John Scott (24 October 1784 – 26 February 1821) was a Scottish journalist, editor and publisher.[1]
Scott edited several liberal newspapers: The Statesman, which Leigh Hunt founded; the Stamford News, published by John Drakard; Drakard's Paper (a London edition of this), which he renamed The Champion; and the most notable, the London Magazine, which he revived, as a monthly, in January 1820.
Under his direction, the magazine included works by Wordsworth, Charles Lamb, de Quincey, John Clare, Thomas Hood, Carlyle, Keats, Leigh Hunt, and Hazlitt. He also agreed to write a third of the magazine himself, which he did mostly under pseudonyms.
He attended Aberdeen Grammar School, as did Lord Byron, who was some years younger; he spent 1795-8 at Marischal College, but left without graduating. When Byron published an account of his marriage in 1816, Scott called this publication indelicacy; Leigh Hunt quarreled with him over this.
Scott was author of A Visit To Paris In 1814, followed by Paris Revisited, in 1815, By Way Of Brussels which included an account of walking over the battlefield of Waterloo.[2]
He died as the result of a duel, one of the side effects of the Cockney School controversy. John Gibson Lockhart had been abusing many of Scott's contributors in Blackwood's Magazine (under a pseudonym (Z), as was then common).

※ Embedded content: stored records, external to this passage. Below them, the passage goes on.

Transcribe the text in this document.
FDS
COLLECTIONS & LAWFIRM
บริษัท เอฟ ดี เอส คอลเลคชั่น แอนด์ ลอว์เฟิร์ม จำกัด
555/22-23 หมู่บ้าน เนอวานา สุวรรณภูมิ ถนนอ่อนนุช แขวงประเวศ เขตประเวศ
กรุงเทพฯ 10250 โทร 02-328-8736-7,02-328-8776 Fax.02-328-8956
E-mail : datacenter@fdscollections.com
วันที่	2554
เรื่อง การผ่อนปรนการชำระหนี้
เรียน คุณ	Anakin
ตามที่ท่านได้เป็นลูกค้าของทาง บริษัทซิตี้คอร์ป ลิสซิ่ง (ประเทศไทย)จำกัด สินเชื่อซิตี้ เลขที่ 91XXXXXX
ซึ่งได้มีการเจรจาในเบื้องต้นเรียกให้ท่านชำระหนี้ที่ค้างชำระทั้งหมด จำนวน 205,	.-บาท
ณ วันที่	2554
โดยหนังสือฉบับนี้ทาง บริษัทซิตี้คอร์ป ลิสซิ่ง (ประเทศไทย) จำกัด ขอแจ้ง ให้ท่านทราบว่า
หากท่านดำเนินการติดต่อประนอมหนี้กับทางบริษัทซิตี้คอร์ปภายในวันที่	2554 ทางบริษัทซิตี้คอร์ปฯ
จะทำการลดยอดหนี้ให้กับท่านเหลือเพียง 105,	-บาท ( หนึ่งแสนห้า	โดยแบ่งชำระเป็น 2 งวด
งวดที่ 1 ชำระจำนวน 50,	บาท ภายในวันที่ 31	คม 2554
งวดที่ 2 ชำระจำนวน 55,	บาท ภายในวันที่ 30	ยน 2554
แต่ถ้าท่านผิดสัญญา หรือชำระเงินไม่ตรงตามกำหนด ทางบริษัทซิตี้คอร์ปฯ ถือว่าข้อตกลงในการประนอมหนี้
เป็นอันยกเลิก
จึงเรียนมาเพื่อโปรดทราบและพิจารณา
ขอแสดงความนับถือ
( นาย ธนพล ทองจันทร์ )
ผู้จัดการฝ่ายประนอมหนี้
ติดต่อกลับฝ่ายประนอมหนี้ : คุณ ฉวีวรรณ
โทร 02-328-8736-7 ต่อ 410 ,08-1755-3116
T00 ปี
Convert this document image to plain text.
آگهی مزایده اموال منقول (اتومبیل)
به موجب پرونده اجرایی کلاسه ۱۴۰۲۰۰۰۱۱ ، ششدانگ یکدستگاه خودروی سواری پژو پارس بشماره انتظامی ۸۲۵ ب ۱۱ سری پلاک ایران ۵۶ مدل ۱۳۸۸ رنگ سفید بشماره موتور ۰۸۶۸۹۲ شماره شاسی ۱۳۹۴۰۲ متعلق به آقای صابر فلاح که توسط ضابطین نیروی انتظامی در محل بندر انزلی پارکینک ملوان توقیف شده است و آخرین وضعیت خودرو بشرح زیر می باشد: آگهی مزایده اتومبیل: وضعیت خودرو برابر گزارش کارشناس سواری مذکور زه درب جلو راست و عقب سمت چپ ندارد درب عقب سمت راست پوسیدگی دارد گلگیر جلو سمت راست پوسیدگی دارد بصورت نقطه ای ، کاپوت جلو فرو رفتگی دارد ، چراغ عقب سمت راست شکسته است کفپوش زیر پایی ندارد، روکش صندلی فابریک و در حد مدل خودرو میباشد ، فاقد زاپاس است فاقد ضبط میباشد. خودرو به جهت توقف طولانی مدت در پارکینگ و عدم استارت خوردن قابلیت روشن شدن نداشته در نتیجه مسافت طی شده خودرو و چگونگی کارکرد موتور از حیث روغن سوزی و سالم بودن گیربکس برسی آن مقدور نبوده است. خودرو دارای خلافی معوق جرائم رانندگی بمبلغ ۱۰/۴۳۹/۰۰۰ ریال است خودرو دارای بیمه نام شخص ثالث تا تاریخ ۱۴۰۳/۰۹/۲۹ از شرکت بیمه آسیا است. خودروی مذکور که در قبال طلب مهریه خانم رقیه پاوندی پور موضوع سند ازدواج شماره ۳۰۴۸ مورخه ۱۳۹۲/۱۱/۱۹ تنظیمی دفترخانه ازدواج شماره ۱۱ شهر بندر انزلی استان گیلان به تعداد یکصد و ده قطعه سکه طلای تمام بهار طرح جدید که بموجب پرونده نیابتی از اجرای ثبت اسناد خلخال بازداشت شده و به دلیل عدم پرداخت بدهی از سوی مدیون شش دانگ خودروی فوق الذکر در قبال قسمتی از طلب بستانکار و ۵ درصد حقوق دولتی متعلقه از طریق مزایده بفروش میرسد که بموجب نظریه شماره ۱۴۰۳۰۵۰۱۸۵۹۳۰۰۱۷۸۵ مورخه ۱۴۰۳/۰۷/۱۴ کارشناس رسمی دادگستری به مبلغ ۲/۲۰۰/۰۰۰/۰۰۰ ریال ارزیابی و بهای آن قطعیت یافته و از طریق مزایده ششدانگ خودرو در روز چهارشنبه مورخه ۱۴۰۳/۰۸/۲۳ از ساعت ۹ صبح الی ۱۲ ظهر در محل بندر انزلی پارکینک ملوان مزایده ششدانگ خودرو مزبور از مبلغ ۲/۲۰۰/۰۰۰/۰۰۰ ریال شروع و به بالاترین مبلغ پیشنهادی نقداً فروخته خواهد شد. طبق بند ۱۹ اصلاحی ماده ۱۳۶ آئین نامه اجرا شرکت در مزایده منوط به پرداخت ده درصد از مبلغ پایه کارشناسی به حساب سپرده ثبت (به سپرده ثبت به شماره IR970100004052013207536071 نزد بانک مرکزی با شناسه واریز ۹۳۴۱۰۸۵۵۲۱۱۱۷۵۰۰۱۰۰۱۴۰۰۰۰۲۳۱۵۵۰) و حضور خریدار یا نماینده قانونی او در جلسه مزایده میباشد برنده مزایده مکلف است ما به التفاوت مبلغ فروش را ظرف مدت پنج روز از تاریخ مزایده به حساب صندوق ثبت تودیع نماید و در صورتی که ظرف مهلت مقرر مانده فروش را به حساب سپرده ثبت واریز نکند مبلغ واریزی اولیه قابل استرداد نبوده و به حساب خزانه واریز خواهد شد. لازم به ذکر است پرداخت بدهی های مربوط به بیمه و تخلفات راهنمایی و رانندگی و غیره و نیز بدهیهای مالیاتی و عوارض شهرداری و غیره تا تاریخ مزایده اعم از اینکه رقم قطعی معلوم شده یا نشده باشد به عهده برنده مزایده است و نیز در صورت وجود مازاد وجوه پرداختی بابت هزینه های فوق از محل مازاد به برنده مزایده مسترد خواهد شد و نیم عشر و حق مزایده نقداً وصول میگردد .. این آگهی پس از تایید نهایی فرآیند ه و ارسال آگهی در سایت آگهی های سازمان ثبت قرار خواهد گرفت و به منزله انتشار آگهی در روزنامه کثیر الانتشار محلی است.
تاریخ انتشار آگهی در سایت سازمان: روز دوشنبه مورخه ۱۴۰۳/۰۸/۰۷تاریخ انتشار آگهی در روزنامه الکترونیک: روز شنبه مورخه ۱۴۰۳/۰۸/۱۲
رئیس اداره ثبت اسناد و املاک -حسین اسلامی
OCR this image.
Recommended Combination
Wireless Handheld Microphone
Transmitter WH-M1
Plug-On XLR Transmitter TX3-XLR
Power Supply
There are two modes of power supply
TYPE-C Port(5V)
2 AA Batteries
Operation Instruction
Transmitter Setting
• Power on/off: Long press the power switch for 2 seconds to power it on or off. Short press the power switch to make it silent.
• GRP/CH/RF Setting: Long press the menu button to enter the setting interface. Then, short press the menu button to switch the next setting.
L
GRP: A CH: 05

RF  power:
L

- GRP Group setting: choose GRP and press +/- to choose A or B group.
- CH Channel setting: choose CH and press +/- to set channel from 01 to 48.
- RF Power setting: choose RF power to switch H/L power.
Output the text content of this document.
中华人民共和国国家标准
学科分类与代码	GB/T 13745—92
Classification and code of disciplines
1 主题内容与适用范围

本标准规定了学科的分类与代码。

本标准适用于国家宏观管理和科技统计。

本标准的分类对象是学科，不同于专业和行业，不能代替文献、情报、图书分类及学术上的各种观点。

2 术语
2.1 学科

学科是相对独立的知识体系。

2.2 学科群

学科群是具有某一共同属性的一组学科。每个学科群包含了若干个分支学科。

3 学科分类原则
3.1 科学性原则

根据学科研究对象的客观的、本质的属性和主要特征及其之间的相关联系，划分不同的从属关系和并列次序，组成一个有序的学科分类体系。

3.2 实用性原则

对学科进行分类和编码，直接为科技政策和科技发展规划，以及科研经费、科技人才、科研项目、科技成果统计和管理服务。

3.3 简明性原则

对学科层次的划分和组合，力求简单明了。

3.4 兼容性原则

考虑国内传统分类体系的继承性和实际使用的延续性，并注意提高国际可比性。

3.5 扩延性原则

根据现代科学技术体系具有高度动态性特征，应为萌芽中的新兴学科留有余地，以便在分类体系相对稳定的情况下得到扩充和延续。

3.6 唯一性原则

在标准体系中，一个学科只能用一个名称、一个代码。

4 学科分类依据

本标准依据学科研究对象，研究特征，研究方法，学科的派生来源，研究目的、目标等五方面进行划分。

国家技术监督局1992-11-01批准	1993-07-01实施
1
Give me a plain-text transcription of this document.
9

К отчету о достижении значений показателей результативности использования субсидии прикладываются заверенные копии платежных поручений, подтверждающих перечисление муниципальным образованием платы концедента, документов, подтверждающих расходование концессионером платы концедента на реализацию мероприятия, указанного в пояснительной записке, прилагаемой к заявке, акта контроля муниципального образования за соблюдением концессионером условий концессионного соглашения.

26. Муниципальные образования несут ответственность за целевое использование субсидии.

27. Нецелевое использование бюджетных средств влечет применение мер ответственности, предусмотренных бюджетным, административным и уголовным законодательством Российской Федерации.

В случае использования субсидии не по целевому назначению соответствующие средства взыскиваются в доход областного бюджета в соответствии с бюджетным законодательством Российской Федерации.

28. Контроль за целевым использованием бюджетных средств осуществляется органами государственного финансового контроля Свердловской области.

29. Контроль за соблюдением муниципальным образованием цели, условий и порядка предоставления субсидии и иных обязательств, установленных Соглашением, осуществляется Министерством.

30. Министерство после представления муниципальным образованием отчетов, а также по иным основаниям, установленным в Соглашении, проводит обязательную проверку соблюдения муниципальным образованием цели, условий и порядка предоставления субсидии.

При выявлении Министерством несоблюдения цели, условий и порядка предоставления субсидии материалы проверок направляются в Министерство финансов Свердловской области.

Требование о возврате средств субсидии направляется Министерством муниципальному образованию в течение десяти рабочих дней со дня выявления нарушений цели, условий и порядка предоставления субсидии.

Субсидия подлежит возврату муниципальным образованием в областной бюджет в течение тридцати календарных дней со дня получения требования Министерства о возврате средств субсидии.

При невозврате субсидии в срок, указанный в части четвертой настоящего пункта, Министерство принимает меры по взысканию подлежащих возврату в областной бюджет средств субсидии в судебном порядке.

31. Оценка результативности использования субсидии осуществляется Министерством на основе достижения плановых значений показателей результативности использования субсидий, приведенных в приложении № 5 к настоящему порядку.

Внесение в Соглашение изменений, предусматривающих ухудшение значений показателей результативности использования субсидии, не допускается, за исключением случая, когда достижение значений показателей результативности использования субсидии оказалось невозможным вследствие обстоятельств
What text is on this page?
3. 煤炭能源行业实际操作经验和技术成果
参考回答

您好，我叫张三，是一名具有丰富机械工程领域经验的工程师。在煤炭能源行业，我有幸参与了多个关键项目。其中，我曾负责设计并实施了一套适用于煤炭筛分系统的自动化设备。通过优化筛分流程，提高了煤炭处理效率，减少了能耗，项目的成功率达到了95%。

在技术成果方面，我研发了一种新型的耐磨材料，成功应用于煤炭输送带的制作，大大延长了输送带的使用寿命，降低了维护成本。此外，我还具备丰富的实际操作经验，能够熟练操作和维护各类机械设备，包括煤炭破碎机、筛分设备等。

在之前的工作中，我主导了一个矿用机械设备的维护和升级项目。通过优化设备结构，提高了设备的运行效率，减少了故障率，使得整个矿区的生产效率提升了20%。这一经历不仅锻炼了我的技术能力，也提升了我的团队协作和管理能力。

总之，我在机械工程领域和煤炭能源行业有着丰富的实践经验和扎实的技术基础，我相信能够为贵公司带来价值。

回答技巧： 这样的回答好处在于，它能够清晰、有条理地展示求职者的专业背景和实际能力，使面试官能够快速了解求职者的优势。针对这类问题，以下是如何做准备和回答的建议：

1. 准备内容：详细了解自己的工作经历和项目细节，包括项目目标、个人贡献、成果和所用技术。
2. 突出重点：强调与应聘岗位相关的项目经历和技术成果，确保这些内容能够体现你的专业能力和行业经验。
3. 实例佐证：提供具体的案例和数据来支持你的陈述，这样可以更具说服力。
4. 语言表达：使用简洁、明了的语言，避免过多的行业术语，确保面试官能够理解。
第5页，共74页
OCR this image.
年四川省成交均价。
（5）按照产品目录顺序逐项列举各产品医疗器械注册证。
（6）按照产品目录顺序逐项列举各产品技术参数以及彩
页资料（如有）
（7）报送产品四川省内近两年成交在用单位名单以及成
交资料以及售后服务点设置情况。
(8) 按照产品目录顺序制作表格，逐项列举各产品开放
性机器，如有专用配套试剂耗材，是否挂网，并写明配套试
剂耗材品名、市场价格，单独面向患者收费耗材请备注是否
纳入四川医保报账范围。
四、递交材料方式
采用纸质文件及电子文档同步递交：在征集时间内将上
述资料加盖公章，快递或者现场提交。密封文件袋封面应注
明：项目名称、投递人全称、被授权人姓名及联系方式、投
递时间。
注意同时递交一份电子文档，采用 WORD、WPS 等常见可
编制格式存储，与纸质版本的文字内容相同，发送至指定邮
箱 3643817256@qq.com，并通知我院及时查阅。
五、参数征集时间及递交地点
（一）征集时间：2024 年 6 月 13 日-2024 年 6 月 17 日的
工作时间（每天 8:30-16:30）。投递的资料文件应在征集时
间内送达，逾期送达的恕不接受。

In May 1820, Scott began a series of counter-articles, which provoked Lockhart into calling him "a liar and a scoundrel". In February 1820, Lockhart's London agent, Jonathan Henry Christie, made a provocative statement, and Scott challenged him.
They met on 16 February 1821, close to the Chalk Farm Tavern between Camden Town and Hampstead. Christie did not fire in the first round, but there was a misunderstanding between the seconds, resulting in a second round. Scott was hit in the abdomen, was taken to the Tavern and died 10 days later. Christie and his second were tried for wilful murder and acquitted; the collection for Scott's family was a notable radical cause.